The current proposal by the Biden administration would raise the federal minimum wage from $7.25 to $15 an hour over several years. This sounds like good news on the surface, but let's dig deeper.
When you talk about raising wages for workers, it’s easy to think of the immediate benefits—more money in pockets to spend and save. But what happens when that extra cost is placed squarely on a small business?
Local shopkeepers are already navigating tight margins and competition from larger chains. A significant wage hike could be the final straw.
Think of it like your household budget. If your income goes up, but not by as much as your expenses do, you’d have to cut back somewhere. Maybe skip dinners out or put off a car repair.
The same logic applies to small businesses. With profit margins often razor-thin, the $15 wage floor might mean cutting jobs or reducing hours for existing employees—hardly the win workers are hoping for.
Small business owners I've talked to say they're worried about laying off young people and those who have just found their first job. "We can't afford it," one owner told me, "but we hate doing it."
I stayed up last night thinking about this.
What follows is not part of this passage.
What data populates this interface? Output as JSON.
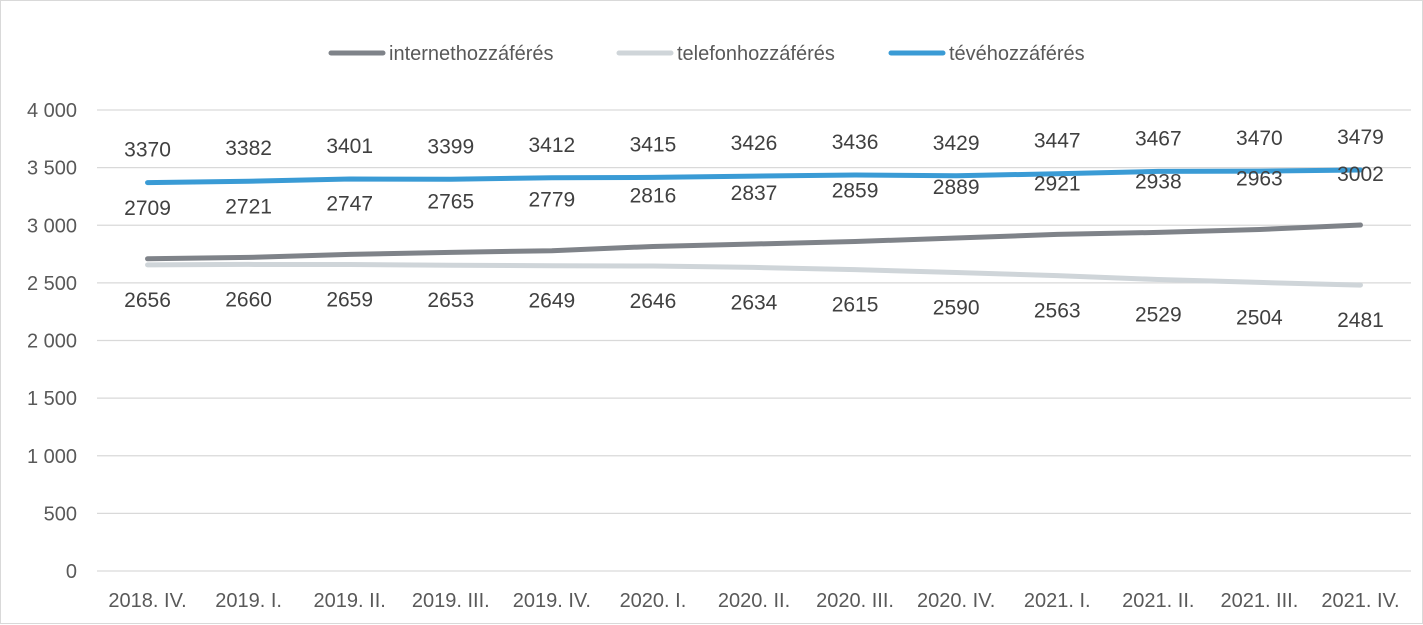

What will happen when these businesses close? Who will buy the coffee in small towns where everyone knows your name?
Generations of young Americans could see fewer opportunities as mom-and-pop stores struggle to stay afloat.
This isn't just an economic issue; it’s a human one. We’re talking about livelihoods and communities being upended for those who need the stability most.
The Obama-era economy didn’t face this same level of wage increase pressure, but current small business owners are still feeling its pinch.
Do we really want to risk losing all that local character and entrepreneurial spirit because a single number isn't aligned with reality?